I stamped the image in Memento Tuxedo ink (I love the Memento for use with Copics). Then I colored and shaded just the dress. (for shading, I imagined the sun in the upper left – so I added darker color along the right side and a little at the bottom.
Here is the experiment – I wanted the dress to have some texture, so I added the colorless blender solution to a clean terrycloth rag and dabbed it on the dress. (this was a technique we learned in class). Now, this adds quite a bit of blender solution to your picture – so you need to make sure the stamping ink is very dry. I was impatient and did this when my coloring was probably still damp. You get crisper impressions if the base Copic ink is dry. This can be tricky – too much solution and the ink will flow outside the image lines lines (like the right edge of my dress). Also, you need to color the areas of texture first, do the texture, let it dry and then color the rest. Otherwise the blender solution could make all your colors run together.
This is a little tricky and I need more practice, but some of the sample effects I saw were awesome.

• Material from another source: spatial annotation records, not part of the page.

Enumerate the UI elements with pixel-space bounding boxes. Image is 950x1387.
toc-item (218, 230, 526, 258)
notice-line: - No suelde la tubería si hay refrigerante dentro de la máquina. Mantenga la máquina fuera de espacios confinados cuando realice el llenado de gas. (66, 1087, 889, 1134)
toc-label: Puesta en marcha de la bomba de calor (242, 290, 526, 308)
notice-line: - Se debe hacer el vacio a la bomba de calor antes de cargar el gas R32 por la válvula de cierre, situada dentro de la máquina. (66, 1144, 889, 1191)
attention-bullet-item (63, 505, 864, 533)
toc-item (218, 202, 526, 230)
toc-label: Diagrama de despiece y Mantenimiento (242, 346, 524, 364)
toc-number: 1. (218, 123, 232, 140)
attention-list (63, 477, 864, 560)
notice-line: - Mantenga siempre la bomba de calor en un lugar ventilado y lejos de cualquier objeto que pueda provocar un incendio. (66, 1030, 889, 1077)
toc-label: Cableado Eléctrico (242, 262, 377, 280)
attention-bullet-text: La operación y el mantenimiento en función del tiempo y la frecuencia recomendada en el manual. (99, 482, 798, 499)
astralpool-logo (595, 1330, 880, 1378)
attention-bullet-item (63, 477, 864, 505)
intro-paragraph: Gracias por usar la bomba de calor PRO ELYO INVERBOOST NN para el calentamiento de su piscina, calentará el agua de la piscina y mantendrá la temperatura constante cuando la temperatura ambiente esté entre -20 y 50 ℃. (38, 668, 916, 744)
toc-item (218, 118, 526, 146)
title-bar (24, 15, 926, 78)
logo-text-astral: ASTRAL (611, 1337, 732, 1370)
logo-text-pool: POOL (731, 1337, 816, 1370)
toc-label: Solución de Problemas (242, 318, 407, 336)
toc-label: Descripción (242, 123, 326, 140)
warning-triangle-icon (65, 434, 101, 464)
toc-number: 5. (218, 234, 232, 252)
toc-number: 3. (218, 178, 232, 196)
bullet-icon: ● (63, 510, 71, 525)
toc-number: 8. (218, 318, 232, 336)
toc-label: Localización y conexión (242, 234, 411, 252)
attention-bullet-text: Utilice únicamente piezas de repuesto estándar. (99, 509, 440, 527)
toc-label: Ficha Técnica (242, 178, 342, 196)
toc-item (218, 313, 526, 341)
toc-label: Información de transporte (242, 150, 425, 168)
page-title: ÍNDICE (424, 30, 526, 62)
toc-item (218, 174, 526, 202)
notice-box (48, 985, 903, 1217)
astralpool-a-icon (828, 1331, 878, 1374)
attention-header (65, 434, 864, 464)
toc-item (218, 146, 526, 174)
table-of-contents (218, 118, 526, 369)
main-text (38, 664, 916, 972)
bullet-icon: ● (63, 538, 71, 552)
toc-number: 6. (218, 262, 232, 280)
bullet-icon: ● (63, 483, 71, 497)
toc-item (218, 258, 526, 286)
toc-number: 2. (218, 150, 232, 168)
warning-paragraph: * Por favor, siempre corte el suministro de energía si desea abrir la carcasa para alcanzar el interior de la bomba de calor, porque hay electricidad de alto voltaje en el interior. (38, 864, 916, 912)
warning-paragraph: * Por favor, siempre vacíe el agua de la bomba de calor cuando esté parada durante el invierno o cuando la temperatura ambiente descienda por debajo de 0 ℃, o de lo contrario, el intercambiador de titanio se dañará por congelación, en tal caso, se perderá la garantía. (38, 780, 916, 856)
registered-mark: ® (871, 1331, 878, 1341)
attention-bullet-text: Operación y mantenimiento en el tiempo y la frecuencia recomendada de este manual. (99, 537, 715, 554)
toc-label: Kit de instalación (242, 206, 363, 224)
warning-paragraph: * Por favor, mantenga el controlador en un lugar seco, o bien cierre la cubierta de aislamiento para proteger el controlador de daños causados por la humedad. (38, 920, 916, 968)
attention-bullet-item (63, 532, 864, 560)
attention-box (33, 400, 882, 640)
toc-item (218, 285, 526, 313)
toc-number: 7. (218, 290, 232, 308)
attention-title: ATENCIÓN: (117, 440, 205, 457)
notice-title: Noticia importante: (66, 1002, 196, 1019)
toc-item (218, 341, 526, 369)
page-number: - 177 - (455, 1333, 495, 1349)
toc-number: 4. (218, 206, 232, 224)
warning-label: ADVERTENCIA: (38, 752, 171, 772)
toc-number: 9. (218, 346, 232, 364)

Another thing on this picture, I wanted the shoes to have a little shiny highlight, so I colored them solid, let them dry and then used the blender pen to remove the color on the “sunny” side of the shoes.
This looks OK – but the saying is a little flat.
To soften it, I took the colorless blender pen and blended in small circles from the colored edge to towards the center. This is one thing the blender pen does very well, blending color to white. I like this softer look better.
I also used the B-60 to create shadows below and to the right of my image (because my “imaginary sun” was in the upper left).
I just want to quick show you the backside of the image. This is 80lb weight cardstock and you can see the color bleeds right through. (this is why I have to keep reminding myself not to color the inside of cards!).
If you are having a hard time getting a smooth layer of color when you are coloring large areas, try looking at the back of your work. The color should bleed through the back pretty evenly. If its not, try coloring in small circles and giving the pen just a wee bit more time to saturate the paper with ink. You need to color slow enough to saturate the paper, but fast enough to keep a wet front edge.
One last thing, when I colored the plate, I used a green that was just a little too bright to blend with the paper in the card kit. So I simply colored over the plate with a layer of cool gray #1 (C-1). This is a great way to tone down colors and I’m learning to use it more and more. I need more grays! (markers – not hairs, got plenty of those).
Well, if you hung in this far you deserve a prize! But I don’t have one……….
One quick question, to my regular readers (yes, all 5 of you). I usually don’t note the Copic colors I use because….. I didn’t think anyone would care….. So do you care??
Thanks for stopping by. Tomorrow is Garden Party day and I think I like what I came up with this week.